ブルックリン

フィラデルフィア美大を卒業した姪から電話がかかってきた。彼女は最近結婚したのだが、聞くとニューヨークに住み始めたという。どのへん?と聞くとブルックリン。マンハッタン!? と思ったけどそれはオレの勘違いで、地図を見れば隣のロングアイランド。まあほとんどマンハッタンみたいなもんですよ!

住む場所はニューヨークのクライムマップを見て一番安全なとこを選んだんだよね、しかもめちゃめちゃ安いアパートメントで、2ベッドルームの1800スクエアフィートで1800ドルだよという。フィートは30センチちょいなので、平方メートルに直すにはゼロを1個取って1割は引かない…くらいで換算できる。つまり170平米のアパートメントで25万とか。100平米あたり15万てNYCとしてはビビるほど安い!! てか東京より安いのでは?

ブルックリンといえばアシモフの育ったあたりだよなあと思いながら聞いてたら、安全なのは昔ながらのユダヤ人地区だからなんだよね、だからシナゴーグとかあるし、長ーいヒゲのおじさんとかいるよという。

えっ、それってモロにアシモフの育った地区なのでは。アシモフは2歳のときにロシアから移民したユダヤ人で、博士号を取って就職するまでブルックリンのユダヤ人地区の外れに住んでいたのだ。

ブルックリンがマンハッタンだとオレが勘違いしてたのも、アシモフがエッセイでマンハッタン育ちみたいなもんだとよく書いてたからなんだけど、『アシモフ自伝』には父がオーナー・店長・神を務めるキャンディストア(コンビニの前身みたいな独立系便利店)の店番を逃れたくて勉強しまくり、小説を書きまくる様子がよく書かれている。

調べてみると、*1 アシモフが育ったのはブルックリンの東の方で、姪のアパートは西の方だから8kmくらい離れてる。つまり子供の頃のアシモフの住んでいた地域ではない。しかしアシモフ父は収益拡大を目指して運営するキャンディストアをだんだん大きくしたために家族は数度の引っ越しをしており、アシモフが戦時中に家族やニューヨークを離れて化学者としてニュージャージーの研究施設に赴任する前に住んでいた最後のアパート/キャンディストアは、姪のアパートから3kmくらいしか離れていないのであった。すげえ!!!

アシモフの書いたものを読む限りブルックリンという地区の印象はあまり良くない。自伝を書いた70年代にはブルックリンは非常に犯罪の多い地域になっていたようで、夜中に一人で歩き回ったことを、今から見れば驚異的だが当時は安全だった、みたいな書き方をしてる。

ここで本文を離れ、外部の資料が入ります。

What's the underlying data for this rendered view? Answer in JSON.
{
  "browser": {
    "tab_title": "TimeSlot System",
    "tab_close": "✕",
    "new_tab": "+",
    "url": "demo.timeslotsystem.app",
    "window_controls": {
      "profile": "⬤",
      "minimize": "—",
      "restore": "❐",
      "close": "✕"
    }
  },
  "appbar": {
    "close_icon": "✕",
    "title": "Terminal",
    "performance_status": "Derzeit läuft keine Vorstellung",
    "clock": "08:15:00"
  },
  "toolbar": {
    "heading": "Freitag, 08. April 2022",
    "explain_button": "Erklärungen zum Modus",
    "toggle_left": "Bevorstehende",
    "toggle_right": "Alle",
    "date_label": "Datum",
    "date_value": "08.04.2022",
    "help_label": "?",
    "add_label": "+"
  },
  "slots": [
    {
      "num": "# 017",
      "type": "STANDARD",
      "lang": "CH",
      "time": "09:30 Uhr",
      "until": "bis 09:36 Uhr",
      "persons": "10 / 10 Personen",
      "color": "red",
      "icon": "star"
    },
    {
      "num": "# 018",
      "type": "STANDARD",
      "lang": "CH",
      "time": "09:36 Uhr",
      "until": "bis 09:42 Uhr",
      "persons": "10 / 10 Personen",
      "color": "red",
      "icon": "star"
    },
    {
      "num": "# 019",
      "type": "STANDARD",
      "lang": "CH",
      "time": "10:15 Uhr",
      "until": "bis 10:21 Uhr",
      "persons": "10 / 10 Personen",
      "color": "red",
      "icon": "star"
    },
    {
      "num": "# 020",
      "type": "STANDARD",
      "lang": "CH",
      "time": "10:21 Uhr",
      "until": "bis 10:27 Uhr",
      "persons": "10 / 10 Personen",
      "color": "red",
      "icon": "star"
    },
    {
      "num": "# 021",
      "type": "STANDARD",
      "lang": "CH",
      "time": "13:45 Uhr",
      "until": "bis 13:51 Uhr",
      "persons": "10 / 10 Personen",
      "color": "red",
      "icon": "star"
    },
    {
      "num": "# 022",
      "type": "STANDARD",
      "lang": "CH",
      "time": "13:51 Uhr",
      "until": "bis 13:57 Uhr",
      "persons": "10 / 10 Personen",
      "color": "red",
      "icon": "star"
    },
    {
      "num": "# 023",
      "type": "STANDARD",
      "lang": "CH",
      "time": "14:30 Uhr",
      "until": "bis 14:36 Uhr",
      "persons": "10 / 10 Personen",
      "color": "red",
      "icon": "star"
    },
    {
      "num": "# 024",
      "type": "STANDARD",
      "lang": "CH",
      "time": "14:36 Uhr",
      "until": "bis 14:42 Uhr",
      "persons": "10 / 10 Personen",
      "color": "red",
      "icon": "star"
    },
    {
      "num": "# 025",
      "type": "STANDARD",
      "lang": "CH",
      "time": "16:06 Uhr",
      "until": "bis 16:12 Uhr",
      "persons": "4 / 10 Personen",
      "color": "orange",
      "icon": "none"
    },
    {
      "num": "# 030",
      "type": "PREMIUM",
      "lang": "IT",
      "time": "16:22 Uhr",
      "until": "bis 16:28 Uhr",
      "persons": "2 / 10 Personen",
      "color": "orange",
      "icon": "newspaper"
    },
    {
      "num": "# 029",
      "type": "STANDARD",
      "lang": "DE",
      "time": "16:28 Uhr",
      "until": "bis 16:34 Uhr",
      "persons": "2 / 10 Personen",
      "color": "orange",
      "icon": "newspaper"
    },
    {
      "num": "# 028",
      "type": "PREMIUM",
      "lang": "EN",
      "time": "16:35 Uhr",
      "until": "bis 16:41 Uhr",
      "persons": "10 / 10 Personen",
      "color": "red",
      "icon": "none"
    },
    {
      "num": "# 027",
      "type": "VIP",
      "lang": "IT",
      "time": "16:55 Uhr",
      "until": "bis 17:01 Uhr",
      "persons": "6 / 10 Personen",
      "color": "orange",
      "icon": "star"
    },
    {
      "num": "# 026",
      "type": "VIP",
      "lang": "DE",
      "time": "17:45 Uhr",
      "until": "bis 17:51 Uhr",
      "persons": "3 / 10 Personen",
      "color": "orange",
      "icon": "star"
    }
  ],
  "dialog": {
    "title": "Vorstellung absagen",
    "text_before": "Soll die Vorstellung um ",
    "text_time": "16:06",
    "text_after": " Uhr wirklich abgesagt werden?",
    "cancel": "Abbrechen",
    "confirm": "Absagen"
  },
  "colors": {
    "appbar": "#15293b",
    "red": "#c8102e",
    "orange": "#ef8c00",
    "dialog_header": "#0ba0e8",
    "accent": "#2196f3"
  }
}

膨大な科学エッセイの中にもブルックリンに触れているものがあるのだが、自分のクローンが居ればさらにたくさん本が書けるかといえばそんなことはない、私はスラムを脱出するために書きまくったが、クローンの一人ひとりに脱出すべきスラムを与えることができるのだろうか、みたいな書き方だ。エディ・マーフィの大好きなコメディ『星の王子ニューヨークへ行く』(1988年)でも、路上に置いた引越荷物が一瞬で消えるメチャメチャ危ない地区だったし。

そんなわけで、その後ニューヨークの下町も安全になったという話を聞いても、オレはなんだか不安のある地区のようなイメージを持っていた。

ところがどっこい。いまや一番安全な地域とは!!

訪問することになったので、アシモフの育った地域を観光したりできるかもしれません。地域と人とはなんの関係もないとは思うんだけど、同じ空気を吸えると思うだけで(同じじゃないけど)すげーワクワクする。